First comes love, then comes marriage, then come massive amounts of debt?
It’s not the way most people would like to hear the popular refrain end, but for many first-time parents, the reality of having a child is an expensive one.
It’s also a life event that many couples are not prepared for, often made worse by the seemingly mandatory spending spree that precedes the baby’s arrival, as the excitement somehow morphs into designer cribs, high-tech strollers and more shoes than any baby can ever reasonably wear.
The problem is that in securing all the gear babies are thought to need, parents often forget to pay attention to the most important aspec t of planning for a baby’s arrival: their finances.
Canadians are fortunate to have the option to take a full year off work for maternity or parental leave — an incredibly long time compared to the six weeks many parents are afforded in the U.S.
Many people opt to do so, but the decision is often an emotional one. They want to spend as much time as possible with their baby.

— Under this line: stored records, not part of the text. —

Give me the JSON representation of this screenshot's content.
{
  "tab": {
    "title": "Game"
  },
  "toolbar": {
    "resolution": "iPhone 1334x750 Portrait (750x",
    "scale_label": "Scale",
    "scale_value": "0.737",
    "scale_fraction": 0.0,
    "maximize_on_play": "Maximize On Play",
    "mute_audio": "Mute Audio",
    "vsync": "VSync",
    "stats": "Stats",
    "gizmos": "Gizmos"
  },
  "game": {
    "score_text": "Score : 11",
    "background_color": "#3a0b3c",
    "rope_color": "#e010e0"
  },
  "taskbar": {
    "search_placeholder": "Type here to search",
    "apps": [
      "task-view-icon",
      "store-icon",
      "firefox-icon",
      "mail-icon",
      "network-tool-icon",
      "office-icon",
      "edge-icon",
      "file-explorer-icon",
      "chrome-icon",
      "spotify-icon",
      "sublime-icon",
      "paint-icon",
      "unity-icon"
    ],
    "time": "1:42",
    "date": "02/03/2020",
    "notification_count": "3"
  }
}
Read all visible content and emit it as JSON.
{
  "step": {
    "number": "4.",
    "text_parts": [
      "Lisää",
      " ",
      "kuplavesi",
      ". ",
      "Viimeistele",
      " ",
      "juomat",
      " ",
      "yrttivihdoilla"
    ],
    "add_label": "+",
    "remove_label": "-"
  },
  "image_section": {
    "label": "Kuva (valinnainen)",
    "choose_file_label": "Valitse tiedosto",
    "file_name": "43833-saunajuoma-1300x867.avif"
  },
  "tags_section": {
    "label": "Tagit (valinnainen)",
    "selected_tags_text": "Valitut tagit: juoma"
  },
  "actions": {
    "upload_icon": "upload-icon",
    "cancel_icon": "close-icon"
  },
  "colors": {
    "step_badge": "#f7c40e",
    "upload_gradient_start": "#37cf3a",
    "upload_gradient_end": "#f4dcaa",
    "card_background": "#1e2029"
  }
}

Yet a year off work is costly, even for parents who qualify for employment insurance or even a salary top-up from their employer.
John Tracy, senior vice-president of retail saving and investing at TD Canada Trust, suggests that as with any life event, the smartest bet is to start saving as early as possible.
He recommends setting up a system for automatic saving, so you stash the money away without really feeling it. The sooner you start, the smaller the amount you’ll have to take out of each paycheque.
To determine how much you need to accumulate to make it through the year, Tracy suggests thinking about what percentage of your income you’ll have, what extra expenses will come with the baby, what you’ll save by not working, and how much of that difference you think you will reasonably need.
“If you don’t sit down with a pen and paper and just think how this all unfolds, what will likely happen is that in the moment you’ll be pulling out a credit card to pay for the difference,” he said.
“What you really don’t want is to have a new chunk of debt that you weren’t planning on because you didn’t do your thinking and preparation up front.”
Todd Sigurdson, a tax and estate planning specialist with Investors Group, says you should put any money you gather in a tax-free savings account if you have the room, because you will not get taxed when you pull it out.
“The amount you need is very personal,” he said. “In many cases people do incur a little bit of debt, at least initially, just because there are all these new expenses — everybody’s excited and wants new things for the baby.”
A good way to approach the change in your finances is to create a budget and try to stick to it.
That will also help you figure out how long you can afford to be off.
“I’ve met many people who went through a year of mat leave and made the necessary cuts to their monthly budget to make it happen despite the fact that they were on a reduced income,”Sigurdson said.
“Some of those people came out of it without racking up a significant amount of debt.”
If you have no choice but to incur some debt to finance your mat leave, Sigurdson suggests staying away from credit card debt, which can be the most expensive kind.
If you own a home you can use it for a secured line of credit, which has a lower interest rate than an unsecured one.
You should also set goals for the loan’s repayment, and determine how quickly you think you’ll be able to pay it back.
“At the end of the day no debt is the best debt,” Sigurdson said. “But for some people it’s such an important time in their life, they want to enjoy it and be home with the baby, (and) there’s no other alternative so they’re willing to go there.”
Financial planning around maternity leaves can also include a look further into the future.
Kids have a way of making you re-think where you live, whether you have enough space for them in your current home and whether you’re close to the right schools.
They create expenses that go well beyond reduced income during parental leave.
“I don’t think I’m atypical when I think that 11 months after my first child, I was moving into a new home,” said Tracy.
In addition things as basic as budgeting, he said, planning should include future expenses like education, whether that’s daycare, private schools or even university.
It’s why it is crucial to have conversations with your partner, with friends, family or even a financial adviser to make sure you have a sound plan.
You should tread lightly, however, because thinking that far ahead can be overwhelming, which is one of the biggest pitfalls soon-to-be parents should try to avoid.
“As you start thinking about it, don’t get overwhelmed,” Tracy said.
“You can look at stuff like this and almost not plan because you get a bit of paralysis. There’s no shame in that.”
You will find the feeling of being in over your head will become a constant companion when your child is first born, and in financial planning as well as parenting, your best bet is to take a moment to breathe.